The museum director, board members, administrative staff and lawyer have been prevented from meeting with the governor, the emergency manager or the attorney general of Michigan, who has already issued the decision that the DIA is a public trust and cannot be sold. A proposal to shift the ownership of the DIA from the city to the state has been blocked by the state legislature. Thus, the DIA leaders have been, as Beal said, “treated with disdain” by those in political power and have had to rely on the media and hearsay for information. The only contact they have had with the emergency manager’s office was his request for an inventory of the collections. When the DIA complied with a 1,640-page list of objects in the collection (using 10-point type and single-spaced formatting) the emergency manager’s office realized the complexity of the issue.

The DIA legal counsel, Richard Levin, made it clear that, according to municipal bankruptcy law, the state, not the federal government, has authority. In this case, the governor of Michigan appointed an emergency manager, Kevyn Orr, to oversee the city’s finances; he is the sole decision-maker on the preparation of a plan to sell assets, pay creditors and bring the city back to solvency. The current court case in the Eastern District Court of Michigan that was brought by the unions and pension fund managers questions the validity of declaring bankruptcy in the first place. The governor, attorney general and emergency manager will be called to testify. Levin emphasized that municipal bankruptcy proceedings usually go into settlements and that the settlements take so long that, “the patient usually dies on the operating table,” and as Beal stated, “a dead DIA is exactly the opposite of putting the city back on a good course.” The Oakland County manager, Brooks Patterson, told Beal that in order to attract corporations and investors to their county in competition with other major cities like Boston and Chicago, he talks about the one asset that downtown has, which is the DIA.

In the meantime, Christie’s appraisers continue to assign dollar values to works of art at the DIA. Their work will be completed soon. The accuracy of their valuation was questioned by an audience member, given the fact that many of the masterworks have not changed hands in many generations and there are no comparable figures to rely on. And the concept of a swift auction of hundreds, if not thousands, of works of art is unrealistic.
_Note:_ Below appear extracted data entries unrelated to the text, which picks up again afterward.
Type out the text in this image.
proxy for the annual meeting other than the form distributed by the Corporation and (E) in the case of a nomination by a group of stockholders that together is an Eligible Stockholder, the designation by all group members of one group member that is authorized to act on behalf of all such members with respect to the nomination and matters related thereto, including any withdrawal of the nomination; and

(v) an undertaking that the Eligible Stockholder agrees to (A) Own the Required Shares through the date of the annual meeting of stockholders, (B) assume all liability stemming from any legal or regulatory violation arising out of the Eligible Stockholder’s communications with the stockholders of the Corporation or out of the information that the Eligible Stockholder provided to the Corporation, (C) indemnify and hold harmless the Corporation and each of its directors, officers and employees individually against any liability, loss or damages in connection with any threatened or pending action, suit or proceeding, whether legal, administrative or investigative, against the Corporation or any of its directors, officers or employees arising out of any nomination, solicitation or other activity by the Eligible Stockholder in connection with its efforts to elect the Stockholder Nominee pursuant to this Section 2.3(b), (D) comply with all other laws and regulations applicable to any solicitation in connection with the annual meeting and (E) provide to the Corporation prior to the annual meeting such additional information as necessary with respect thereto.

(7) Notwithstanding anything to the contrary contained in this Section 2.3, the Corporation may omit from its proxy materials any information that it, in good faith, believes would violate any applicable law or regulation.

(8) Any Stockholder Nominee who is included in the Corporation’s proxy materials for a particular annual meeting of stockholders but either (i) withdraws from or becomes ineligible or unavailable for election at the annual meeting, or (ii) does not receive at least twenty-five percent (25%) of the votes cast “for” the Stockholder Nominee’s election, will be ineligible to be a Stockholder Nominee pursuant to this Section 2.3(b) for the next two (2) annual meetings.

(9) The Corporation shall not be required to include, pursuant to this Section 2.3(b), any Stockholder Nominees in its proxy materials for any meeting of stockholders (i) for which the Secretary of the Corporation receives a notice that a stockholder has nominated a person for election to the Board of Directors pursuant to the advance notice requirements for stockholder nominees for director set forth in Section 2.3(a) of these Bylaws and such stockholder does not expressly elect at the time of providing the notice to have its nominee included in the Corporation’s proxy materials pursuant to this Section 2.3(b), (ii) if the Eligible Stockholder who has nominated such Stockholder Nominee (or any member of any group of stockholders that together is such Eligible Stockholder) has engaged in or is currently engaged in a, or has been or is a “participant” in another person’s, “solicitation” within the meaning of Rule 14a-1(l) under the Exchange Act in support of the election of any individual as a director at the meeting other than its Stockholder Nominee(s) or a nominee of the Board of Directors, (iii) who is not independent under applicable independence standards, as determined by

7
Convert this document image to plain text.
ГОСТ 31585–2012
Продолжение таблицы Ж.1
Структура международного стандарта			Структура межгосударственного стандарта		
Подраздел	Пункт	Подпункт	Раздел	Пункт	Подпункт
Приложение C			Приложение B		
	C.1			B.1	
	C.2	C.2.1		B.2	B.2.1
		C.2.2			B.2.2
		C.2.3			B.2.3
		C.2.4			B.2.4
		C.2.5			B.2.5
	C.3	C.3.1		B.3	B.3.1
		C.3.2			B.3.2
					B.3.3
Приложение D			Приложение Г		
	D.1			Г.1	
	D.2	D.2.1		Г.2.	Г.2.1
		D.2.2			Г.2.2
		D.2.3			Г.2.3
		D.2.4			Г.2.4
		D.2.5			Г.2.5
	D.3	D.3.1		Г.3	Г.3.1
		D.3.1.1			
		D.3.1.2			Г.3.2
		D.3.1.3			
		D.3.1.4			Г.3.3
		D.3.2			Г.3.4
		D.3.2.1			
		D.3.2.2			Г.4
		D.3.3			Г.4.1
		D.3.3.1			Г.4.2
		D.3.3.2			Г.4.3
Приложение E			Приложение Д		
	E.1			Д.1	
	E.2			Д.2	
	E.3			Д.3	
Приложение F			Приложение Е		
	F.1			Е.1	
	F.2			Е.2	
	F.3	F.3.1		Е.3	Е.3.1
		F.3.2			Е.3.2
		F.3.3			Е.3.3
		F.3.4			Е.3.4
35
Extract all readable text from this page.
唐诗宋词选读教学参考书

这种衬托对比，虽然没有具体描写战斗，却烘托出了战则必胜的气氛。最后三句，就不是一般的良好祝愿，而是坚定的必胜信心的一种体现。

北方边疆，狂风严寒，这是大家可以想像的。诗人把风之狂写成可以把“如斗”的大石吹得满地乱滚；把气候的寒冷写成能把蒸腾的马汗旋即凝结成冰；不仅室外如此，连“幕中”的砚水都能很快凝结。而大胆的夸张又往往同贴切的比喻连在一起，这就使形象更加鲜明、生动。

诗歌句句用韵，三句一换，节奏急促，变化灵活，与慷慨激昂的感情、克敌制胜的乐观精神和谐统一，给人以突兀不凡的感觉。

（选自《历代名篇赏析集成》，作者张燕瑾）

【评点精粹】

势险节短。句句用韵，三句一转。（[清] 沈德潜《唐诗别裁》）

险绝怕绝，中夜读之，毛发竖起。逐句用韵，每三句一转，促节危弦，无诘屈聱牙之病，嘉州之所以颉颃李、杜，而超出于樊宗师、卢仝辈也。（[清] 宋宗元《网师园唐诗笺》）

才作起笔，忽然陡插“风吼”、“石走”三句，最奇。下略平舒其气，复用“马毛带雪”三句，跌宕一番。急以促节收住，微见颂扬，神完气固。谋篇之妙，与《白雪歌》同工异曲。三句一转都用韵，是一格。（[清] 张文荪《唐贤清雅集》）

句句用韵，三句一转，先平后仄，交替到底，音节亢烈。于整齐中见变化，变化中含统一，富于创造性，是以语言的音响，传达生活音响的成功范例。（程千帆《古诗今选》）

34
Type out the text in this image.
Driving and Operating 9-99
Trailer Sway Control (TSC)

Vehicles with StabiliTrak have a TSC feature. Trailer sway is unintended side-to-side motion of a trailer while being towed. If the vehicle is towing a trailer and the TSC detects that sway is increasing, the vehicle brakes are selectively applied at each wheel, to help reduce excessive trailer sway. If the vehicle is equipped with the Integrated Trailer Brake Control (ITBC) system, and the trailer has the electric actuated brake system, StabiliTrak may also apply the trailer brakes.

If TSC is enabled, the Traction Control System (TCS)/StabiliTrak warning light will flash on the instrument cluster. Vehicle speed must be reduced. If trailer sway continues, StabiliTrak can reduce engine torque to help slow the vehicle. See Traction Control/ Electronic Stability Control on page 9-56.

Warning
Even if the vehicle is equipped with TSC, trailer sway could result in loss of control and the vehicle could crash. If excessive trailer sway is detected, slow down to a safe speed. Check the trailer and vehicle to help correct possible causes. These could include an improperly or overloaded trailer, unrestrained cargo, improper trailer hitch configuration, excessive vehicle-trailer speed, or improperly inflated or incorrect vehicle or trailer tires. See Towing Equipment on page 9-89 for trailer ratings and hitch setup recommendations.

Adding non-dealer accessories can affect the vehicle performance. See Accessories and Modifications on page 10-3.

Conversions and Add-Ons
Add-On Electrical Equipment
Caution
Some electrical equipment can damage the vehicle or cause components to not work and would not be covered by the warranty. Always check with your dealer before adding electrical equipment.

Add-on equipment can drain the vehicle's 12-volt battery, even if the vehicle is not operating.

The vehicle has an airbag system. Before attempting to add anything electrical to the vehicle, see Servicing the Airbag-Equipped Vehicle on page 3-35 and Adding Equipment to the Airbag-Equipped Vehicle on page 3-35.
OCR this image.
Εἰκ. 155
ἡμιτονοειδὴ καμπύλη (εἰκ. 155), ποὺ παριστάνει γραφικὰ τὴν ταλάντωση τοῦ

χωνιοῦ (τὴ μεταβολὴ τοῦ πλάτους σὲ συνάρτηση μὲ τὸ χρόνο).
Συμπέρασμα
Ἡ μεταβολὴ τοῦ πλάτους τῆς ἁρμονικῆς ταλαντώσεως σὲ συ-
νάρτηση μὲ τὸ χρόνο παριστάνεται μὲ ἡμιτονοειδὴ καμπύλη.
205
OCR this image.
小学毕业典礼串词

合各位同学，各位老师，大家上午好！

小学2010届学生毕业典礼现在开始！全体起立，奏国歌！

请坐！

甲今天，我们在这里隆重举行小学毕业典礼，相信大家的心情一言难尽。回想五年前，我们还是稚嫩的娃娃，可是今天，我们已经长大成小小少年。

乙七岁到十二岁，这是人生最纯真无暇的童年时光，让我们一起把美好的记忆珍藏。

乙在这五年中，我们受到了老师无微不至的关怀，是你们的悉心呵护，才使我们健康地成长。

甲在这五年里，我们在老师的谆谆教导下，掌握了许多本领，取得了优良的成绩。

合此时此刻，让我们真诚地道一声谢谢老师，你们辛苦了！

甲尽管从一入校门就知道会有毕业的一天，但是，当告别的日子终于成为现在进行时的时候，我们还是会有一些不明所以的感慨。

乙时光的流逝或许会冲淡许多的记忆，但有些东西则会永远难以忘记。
Ultimately, the proceeds from such a sale would satisfy only a small percentage of the city’s debt.

Audience members asked what they could do to assist the situation. The petition that originated with Jeffrey Hamburger at Harvard University still is being circulated and IFAR asked that people sign it. CAA has circulated this electronic petition to members and it remains on the CAA website for those interested in signing it. Beal would prefer to absent the DIA from the center of this controversy since there are several other possibilities of relieving the city’s debt. The last rumor that Beal heard was that the emergency manager has taken the collections off the bankruptcy table.  Meanwhile the work of a great museum continues.

Correction

Graham W. J. Beal, director of the Detroit Institute of Arts, wrote that Gene Gargaro, the DIA’s chair of the board, has had three meetings with the emergency manager’s lawyer and the restructuring specialist. The first meeting was with Gargaro alone, the second with Beal and the museum’s top attorney, and the third with the DIA’s chief operating officer, top lawyer, and bankruptcy adviser (panelist Rich Levin). The tenor of the meetings was driven by the emergency manager’s people’s persistent demand that DIA come up with about $500 million.